Charmaine Ngatjiheue, The Namibian | May 6, 2020
Namibian conservancies stand to lose N$125 million following the Covid-19 pandemic.
Minister of environment, forestry and tourism Pohamba Shifeta announced this yesterday at the launch of a conservation relief, recovery and resilience fund by his ministry at the Covid-19 Communication Centre.
He said the N$125 million includes conservancy income from tourism operations, which amounts to approximately N$60 million per year, and an additional N$65 million paid in salaries to tourism staff living in conservancies.
“The jobs of 700 community game guards and rhino rangers, 300 conservancy support staff, and 1 175 locally hired tourism staff members are in jeopardy, and the 30-year effort to build Namibia’s communal conservancy programme is under severe threat,” the minister said.
He said Namibia’s communal conservancy programme has managed to transform wildlife conservation into a viable land-use option for rural communities for the past 30 years.

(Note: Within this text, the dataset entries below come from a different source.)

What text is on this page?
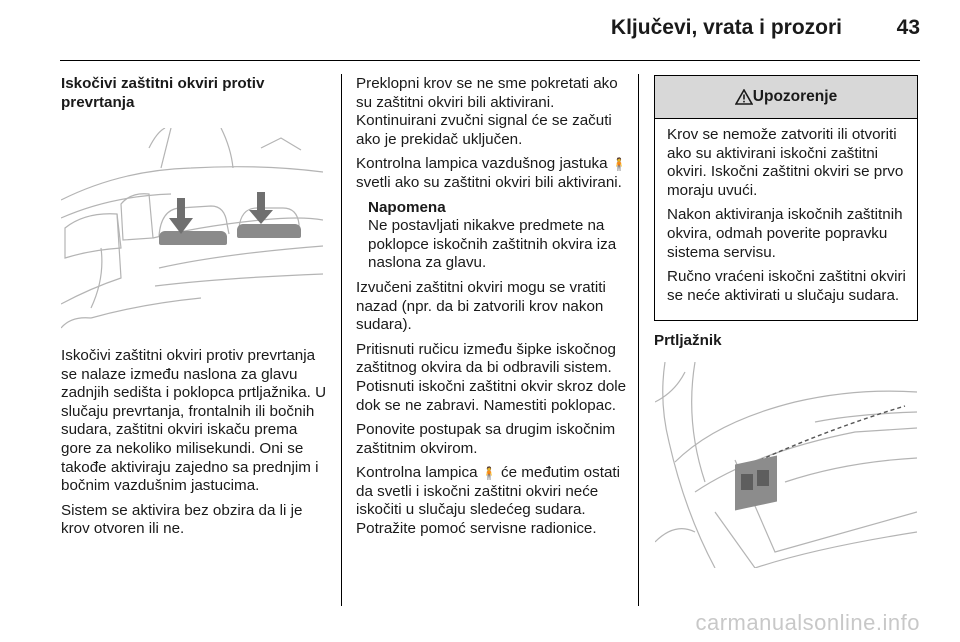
Ključevi, vrata i prozori	43
Iskočivi zaštitni okviri protiv prevrtanja

Iskočivi zaštitni okviri protiv prevrtanja se nalaze između naslona za glavu zadnjih sedišta i poklopca prtljažnika. U slučaju prevrtanja, frontalnih ili bočnih sudara, zaštitni okviri iskaču prema gore za nekoliko milisekundi. Oni se takođe aktiviraju zajedno sa prednjim i bočnim vazdušnim jastucima.

Sistem se aktivira bez obzira da li je krov otvoren ili ne.

Preklopni krov se ne sme pokretati ako su zaštitni okviri bili aktivirani. Kontinuirani zvučni signal će se začuti ako je prekidač uključen.

Kontrolna lampica vazdušnog jastuka 🧍 svetli ako su zaštitni okviri bili aktivirani.

Napomena
Ne postavljati nikakve predmete na poklopce iskočnih zaštitnih okvira iza naslona za glavu.

Izvučeni zaštitni okviri mogu se vratiti nazad (npr. da bi zatvorili krov nakon sudara).

Pritisnuti ručicu između šipke iskočnog zaštitnog okvira da bi odbravili sistem. Potisnuti iskočni zaštitni okvir skroz dole dok se ne zabravi. Namestiti poklopac.

Ponovite postupak sa drugim iskočnim zaštitnim okvirom.

Kontrolna lampica 🧍 će međutim ostati da svetli i iskočni zaštitni okviri neće iskočiti u slučaju sledećeg sudara. Potražite pomoć servisne radionice.

Upozorenje

Krov se nemože zatvoriti ili otvoriti ako su aktivirani iskočni zaštitni okviri. Iskočni zaštitni okviri se prvo moraju uvući.

Nakon aktiviranja iskočnih zaštitnih okvira, odmah poverite popravku sistema servisu.

Ručno vraćeni iskočni zaštitni okviri se neće aktivirati u slučaju sudara.

Prtljažnik
carmanualsonline.info
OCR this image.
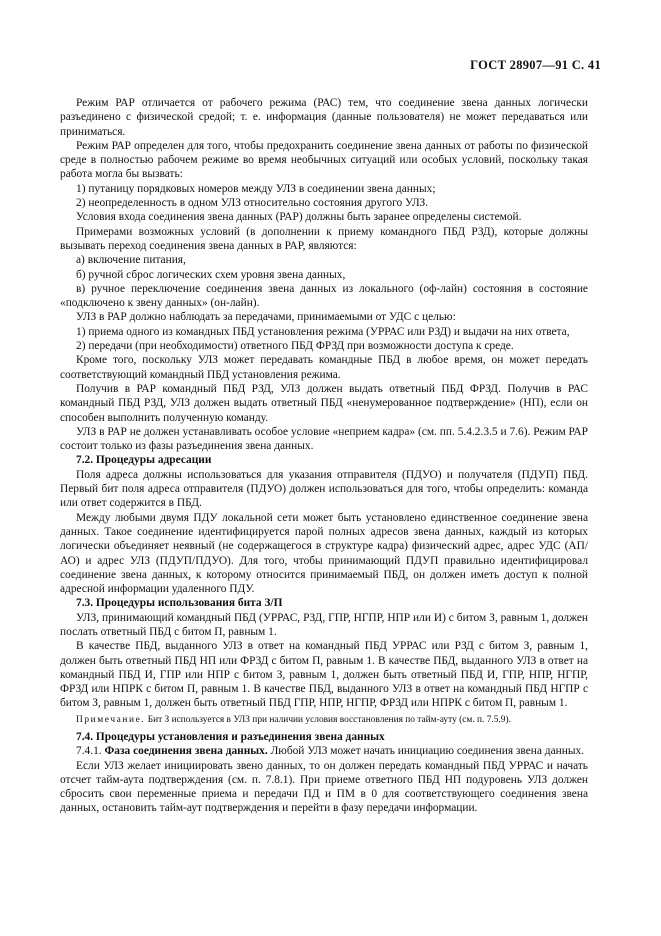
ГОСТ 28907—91 С. 41

Режим РАР отличается от рабочего режима (РАС) тем, что соединение звена данных логически разъединено с физической средой; т. е. информация (данные пользователя) не может передаваться или приниматься.

Режим РАР определен для того, чтобы предохранить соединение звена данных от работы по физической среде в полностью рабочем режиме во время необычных ситуаций или особых условий, поскольку такая работа могла бы вызвать:

1) путаницу порядковых номеров между УЛЗ в соединении звена данных;

2) неопределенность в одном УЛЗ относительно состояния другого УЛЗ.

Условия входа соединения звена данных (РАР) должны быть заранее определены системой.

Примерами возможных условий (в дополнении к приему командного ПБД РЗД), которые должны вызывать переход соединения звена данных в РАР, являются:

а) включение питания,

б) ручной сброс логических схем уровня звена данных,

в) ручное переключение соединения звена данных из локального (оф-лайн) состояния в состояние «подключено к звену данных» (он-лайн).

УЛЗ в РАР должно наблюдать за передачами, принимаемыми от УДС с целью:

1) приема одного из командных ПБД установления режима (УРРАС или РЗД) и выдачи на них ответа,

2) передачи (при необходимости) ответного ПБД ФРЗД при возможности доступа к среде.

Кроме того, поскольку УЛЗ может передавать командные ПБД в любое время, он может передать соответствующий командный ПБД установления режима.

Получив в РАР командный ПБД РЗД, УЛЗ должен выдать ответный ПБД ФРЗД. Получив в РАС командный ПБД РЗД, УЛЗ должен выдать ответный ПБД «ненумерованное подтверждение» (НП), если он способен выполнить полученную команду.

УЛЗ в РАР не должен устанавливать особое условие «неприем кадра» (см. пп. 5.4.2.3.5 и 7.6). Режим РАР состоит только из фазы разъединения звена данных.

7.2. Процедуры адресации

Поля адреса должны использоваться для указания отправителя (ПДУО) и получателя (ПДУП) ПБД. Первый бит поля адреса отправителя (ПДУО) должен использоваться для того, чтобы определить: команда или ответ содержится в ПБД.

Между любыми двумя ПДУ локальной сети может быть установлено единственное соединение звена данных. Такое соединение идентифицируется парой полных адресов звена данных, каждый из которых логически объединяет неявный (не содержащегося в структуре кадра) физический адрес, адрес УДС (АП/АО) и адрес УЛЗ (ПДУП/ПДУО). Для того, чтобы принимающий ПДУП правильно идентифицировал соединение звена данных, к которому относится принимаемый ПБД, он должен иметь доступ к полной адресной информации удаленного ПДУ.

7.3. Процедуры использования бита З/П

УЛЗ, принимающий командный ПБД (УРРАС, РЗД, ГПР, НГПР, НПР или И) с битом З, равным 1, должен послать ответный ПБД с битом П, равным 1.

В качестве ПБД, выданного УЛЗ в ответ на командный ПБД УРРАС или РЗД с битом З, равным 1, должен быть ответный ПБД НП или ФРЗД с битом П, равным 1. В качестве ПБД, выданного УЛЗ в ответ на командный ПБД И, ГПР или НПР с битом З, равным 1, должен быть ответный ПБД И, ГПР, НПР, НГПР, ФРЗД или НПРК с битом П, равным 1. В качестве ПБД, выданного УЛЗ в ответ на командный ПБД НГПР с битом З, равным 1, должен быть ответный ПБД ГПР, НПР, НГПР, ФРЗД или НПРК с битом П, равным 1.

Примечание. Бит З используется в УЛЗ при наличии условия восстановления по тайм-ауту (см. п. 7.5.9).

7.4. Процедуры установления и разъединения звена данных

7.4.1. Фаза соединения звена данных. Любой УЛЗ может начать инициацию соединения звена данных.

Если УЛЗ желает инициировать звено данных, то он должен передать командный ПБД УРРАС и начать отсчет тайм-аута подтверждения (см. п. 7.8.1). При приеме ответного ПБД НП подуровень УЛЗ должен сбросить свои переменные приема и передачи ПД и ПМ в 0 для соответствующего соединения звена данных, остановить тайм-аут подтверждения и перейти в фазу передачи информации.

In line with this, Namibia now has 86 conservancies covering over 166 179 square km (20% of Namibia’s land surface), encompassing approximately 222 000 community members (9% of Namibia’s population) and has seen the widespread recovery of wildlife populations.
“Namibia’s tourism industry is the hardest hit, with close to zero tourist arrivals in the country for the next three to four months. This situation is likely to persist for the entire 2020. The predictions for lost income and massive job losses in this sector are particularly painful in rural areas,” Shifeta said.
In an effort to mitigate Covid-19 shocks on conservancies, various organisations guaranteed roughly N$16 million to the fund.
The organisations are the Namibia Association for CBNRM (Community Based Natural Resource Management) the World Wildlife Fund, the Environmental Investment Fund (EIF), the United Nations Development Programme (UNDP) and Nedbank.
They have committed N$7,5 million, N$6 million, N$1,5 million and N$1 million, respectively.
The EIF will serve as the fund’s secretariat.
Benedict Libanda, chief executive officer of the EIF, said the N$6 million committed by EIF will be used to support communal conservancies and community forests to cover the operational costs of ensuring biodiversity conservation.
He said this will include support towards salaries, anti-poaching activities, natural resource equipment, and human-wildlife conflict.
He said 60% of Namibians are reliant on natural resources for their livelihoods, and roughly 230 000 people live within the CBNRM areas.
“In 2018, communal conservancies facilitated more than 4 900 jobs, with the majority employed as game guards and in the tourism and hospitality industry, representing about N$65 million to N$80 million in wages and salaries. All these economic benefits have been eroded by Covid-19,” he said.
Addressing the same platform, Nedbank’s acting managing director, Richard Meeks, said the bank will offer N$1 million towards the fund. He said the contribution is in partnership with the Go Green Fund.
Alka Bhatia, UNDP resident representative, commended the government for acting swiftly in setting up measures to tackle Covid-19.
“We are working across key sectors to slow the spread of the virus and with civil society organisations to tackle its spread in vulnerable communities,” she said.
The UNDP is committing roughly N$1,26 million towards the conservation relief fund. Bhatia said they would also assess the impact of Covid-19 on Namibia’s tourism industry.